Он вздохнул и радостно поспешил к воротам.
Принимая широкие бедра Марины и ее развитую грудь за признаки сексуальности, Евстафенко впадал в весьма распространенную и оттого тем более простительную ошибку. Строго говоря, Марина была фригидной. Беда в том, что даже об этом нельзя говорить строго. Сегодня фригидна, завтра — не фригидна; фригидна с одним, вовсе не фригидна с другим. Вот этого-то другого она, как всякая фригидная (а по-русски простее было бы сказать — холодная) женщина, все еще надеялась встретить. И потому хотя принцип выбора партнера у нее был, как и у большинства фригидных женщин, — по степени полезности, по степени знаменитости, талантливости, развлекательности, она время от времени делала исключения из этих правил. В эти исключения и посчастливилось (а скорее, просто угораздило) попасть грязному художнику, творившему провинциальный авангард, сильно уступавший по степени профессионализма тому столичному авангарду, который творил Маринин муж Сапожников. У грязного художника был острый мужской взгляд и еще кое-какая хватка. Пользуясь этими преимуществами, он прихватил детскую поэтессу в ее коттедже в тот тихий благословенный час, когда ребенок сидел в кино. Однако, на ее беду, румынские кинематографисты, чьей продукцией развлекал в тот вечер коктебельскую публику местный киномеханик, на сей раз не выполнили свой долг перед народом целиком и полностью. Фильм содержал всего-навсего пять частей, и потому Глебка вернулся из кино задолго до того, как Марина успела разочароваться в очередной попытке стать сексуальной, а провинциальный художник — истощить свои силы. С другой стороны, Глебка вернулся домой слишком поздно для того, чтобы принять участие в дружеском чаепитии, при котором можно и даже полезно, с общеобразовательной точки зрения, присутствовать детям. Потому он оказался перед запертой дверью. Столкнувшись с этим, он не придумал ничего лучшего, как толкаться в закрытую дверь и голосом малолетнего скулить: «Мама открой». Что значит «открой»? У него даже не могло быть уверенности, что мама находится внутри. Нельзя не признать, что поведение это было с его стороны бестактным, нелояльным, а может, даже и непорядочным. И Марина вполголоса пожаловалась грязному художнику на ребенка: видит Бог, ей выпал очень неудачный ребенок. Художник тем временем молча одевался, думая о том, что кайф безнадежно испорчен.

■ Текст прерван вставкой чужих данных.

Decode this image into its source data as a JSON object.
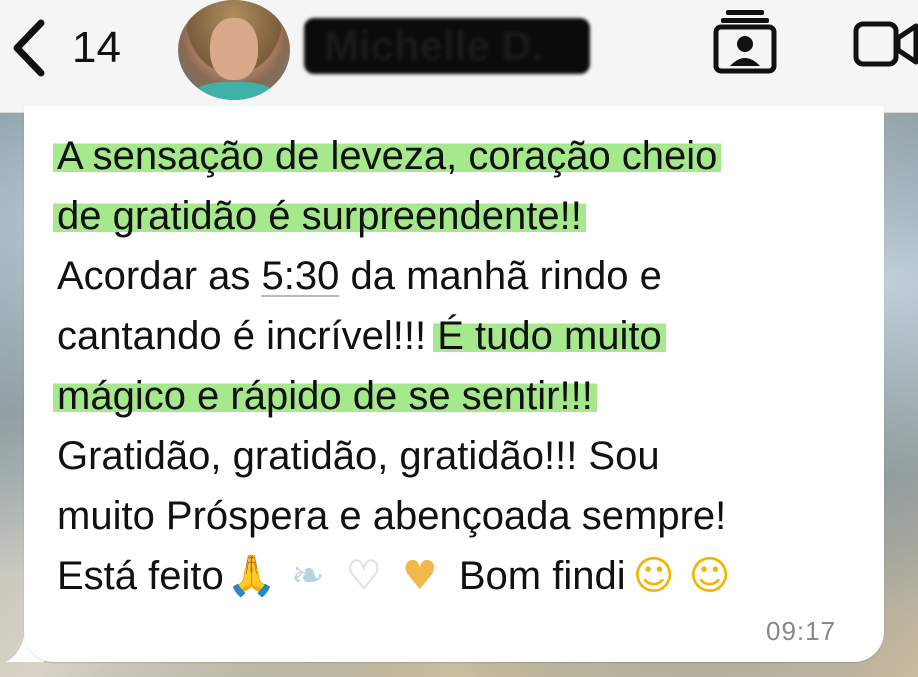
{
  "header": {
    "back_count": "14",
    "contact_name": "Michelle D."
  },
  "message": {
    "lines": [
      {
        "segments": [
          {
            "text": "A sensação de leveza, coração cheio",
            "highlight": true
          }
        ]
      },
      {
        "segments": [
          {
            "text": "de gratidão é surpreendente!!",
            "highlight": true
          }
        ]
      },
      {
        "segments": [
          {
            "text": "Acordar as ",
            "highlight": false
          },
          {
            "text": "5:30",
            "link": true
          },
          {
            "text": " da manhã rindo e",
            "highlight": false
          }
        ]
      },
      {
        "segments": [
          {
            "text": "cantando é incrível!!! ",
            "highlight": false
          },
          {
            "text": "É tudo muito",
            "highlight": true
          }
        ]
      },
      {
        "segments": [
          {
            "text": "mágico e rápido de se sentir!!!",
            "highlight": true
          }
        ]
      },
      {
        "segments": [
          {
            "text": "Gratidão,  gratidão,  gratidão!!! Sou",
            "highlight": false
          }
        ]
      },
      {
        "segments": [
          {
            "text": "muito Próspera e abençoada sempre!",
            "highlight": false
          }
        ]
      }
    ],
    "last_line": {
      "text_start": "Está feito",
      "emojis": [
        "pray-emoji",
        "wing-emoji",
        "white-heart-emoji",
        "heart-hands-emoji"
      ],
      "text_end": " Bom findi",
      "emojis_end": [
        "kissing-heart-emoji",
        "kissing-heart-emoji"
      ]
    },
    "time": "09:17"
  },
  "colors": {
    "highlight": "#a6e88c",
    "bubble": "#ffffff",
    "header_bg": "#f5f5f5"
  }
}
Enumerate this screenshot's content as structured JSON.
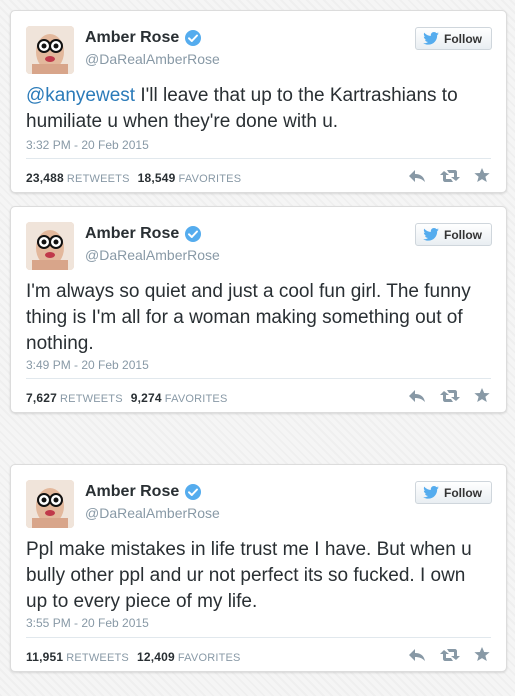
{
  "colors": {
    "link": "#2b7bb9",
    "verified": "#55acee",
    "muted": "#8899a6",
    "text": "#292f33",
    "follow_icon": "#55acee"
  },
  "tweets": [
    {
      "name": "Amber Rose",
      "handle": "@DaRealAmberRose",
      "follow_label": "Follow",
      "mention": "@kanyewest",
      "text": " I'll leave that up to the Kartrashians to humiliate u when they're done with u.",
      "timestamp": "3:32 PM - 20 Feb 2015",
      "retweets": "23,488",
      "retweets_label": "RETWEETS",
      "favorites": "18,549",
      "favorites_label": "FAVORITES"
    },
    {
      "name": "Amber Rose",
      "handle": "@DaRealAmberRose",
      "follow_label": "Follow",
      "text": "I'm always so quiet and just a cool fun girl. The funny thing is I'm all for a woman making something out of nothing.",
      "timestamp": "3:49 PM - 20 Feb 2015",
      "retweets": "7,627",
      "retweets_label": "RETWEETS",
      "favorites": "9,274",
      "favorites_label": "FAVORITES"
    },
    {
      "name": "Amber Rose",
      "handle": "@DaRealAmberRose",
      "follow_label": "Follow",
      "text": "Ppl make mistakes in life trust me I have. But when u bully other ppl and ur not perfect its so fucked. I own up to every piece of my life.",
      "timestamp": "3:55 PM - 20 Feb 2015",
      "retweets": "11,951",
      "retweets_label": "RETWEETS",
      "favorites": "12,409",
      "favorites_label": "FAVORITES"
    }
  ]
}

А Глебка все стучал в запертую дверь, делая отступление невозможным, все скулил, и ныл, и звал маму, будто маленький. За этим занятием застали его проходившие мимо Холодков и Аркаша. У Марины в глазах потемнело, когда она услышала голос Холодкова:
— Ну что, помочь тебе дверь открыть?
— Мама заперлась и меня не пускает, — сказал Глебка.
— Идиот, — зашипела Марина. — Откуда же он может знать, что я внутри? Может, я просто ушла погулять…
— Значит, у нее есть на это свои уважительные взрослые причины, — сказал Холодков за дверью. — А ты можешь пойти с нами и поиграть с Аркашей в древнюю индийскую игру.
— Я хочу в индийскую игру, — сказал Глебка.
— Он просто не знает, что это такое, — надменно сказал Аркаша.
— Нахал, весь в отца, — сказала Марина.
— Я хочу в индийскую игру, — сказал Глебка.
— Ну, повтори еще раз, идиот, — прошипела Марина.
После этого за дверью стихло. Они ушли. Марина отважилась выглянуть, приоткрыв занавеску, и увидела, что Глебка и Аркаша идут обнявшись. Холодков вдруг обернулся неожиданно, и Марине показалось, что он подмигнул ее окну.